Nella notizia diffusa ieri, 19 luglio, Al Jazeera spiega che l’iniziativa svolta all’insegna dello striscione con scritto “Ritorno a casa dopo 21 anni” era finalizzata a rivendicare la ricostruzione degli insediamenti – Elei Sinai, Dugit e Nisanit – evacuati nel 2005, è stata promossa dal movimento sionista Nachala, fondato nel 2007 dalla sua leaderDaniella Weiss (nella foto) per promuovere le attività di hassbara e per incentivare l’espansione delle comunità ebraiche in Giudea e Samaria.

Al Jazeera riferisce che, “sebbene i media israeliani abbiano stimato la folla a poche centinaia di partecipanti”, nei propri comunicati gli organizzatori hanno dichiarato la presenza di oltre 10 mila persone.

Inoltre Al Jazeera riporta che, in previsione della manifestazione, “l’esercito israeliano aveva designato l’area circostante come zona militare chiusa per 24 ore, affermando che lo scopo era impedire ai manifestanti di entrare a Gaza”, avvero di “oltrepassare la recinzione ed entrare nel territorio palestinese assediato”, come hanno tentato di fare alcuni che “hanno aggirato i posti di blocco attraversando le colline circostanti per raggiungere il confine con Gaza”.

Pubblicando la fotografia divulgata dall’AFP che mostra il dispiegamento di mezzi militari posizionati a impedire l’accesso dei manifestanti nell’area interdetta, il quotidiano Inquirer precisa che le forze armate israeliane “attualmente controllano oltre il 60% della Striscia di Gaza, dove la violenza quotidiana continua nonostante il cessate il fuoco tra Israele e il gruppo palestinese Hamas”.

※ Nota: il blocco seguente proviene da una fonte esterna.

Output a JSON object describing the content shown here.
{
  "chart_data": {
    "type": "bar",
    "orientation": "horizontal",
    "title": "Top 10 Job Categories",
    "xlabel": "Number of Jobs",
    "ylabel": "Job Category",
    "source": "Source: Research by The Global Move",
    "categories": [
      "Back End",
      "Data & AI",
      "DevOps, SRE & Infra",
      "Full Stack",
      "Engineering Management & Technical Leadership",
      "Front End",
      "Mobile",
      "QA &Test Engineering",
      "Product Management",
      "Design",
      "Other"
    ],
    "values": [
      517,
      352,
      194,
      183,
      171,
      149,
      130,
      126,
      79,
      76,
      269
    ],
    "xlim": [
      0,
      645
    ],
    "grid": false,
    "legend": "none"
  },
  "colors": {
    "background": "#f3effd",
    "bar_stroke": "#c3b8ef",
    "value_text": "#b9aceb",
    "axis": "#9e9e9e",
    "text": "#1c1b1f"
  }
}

Inoltre l’Inquirer riferisce che alla manifestazione di domenica scorsa ha partecipato un esponente di spicco del sionismo, Yechiel Greenblum, nell’occasione affermando che questa fosse la prima di altre iniziative pianificate con la “campagna per il ripristino delle comunità israeliane nel territorio costiero”: «Stiamo organizzando una grande marcia di ritorno verso la Striscia di Gaza, verso i luoghi in cui gli ebrei hanno vissuto per centinaia, migliaia di anni. Stiamo tornando».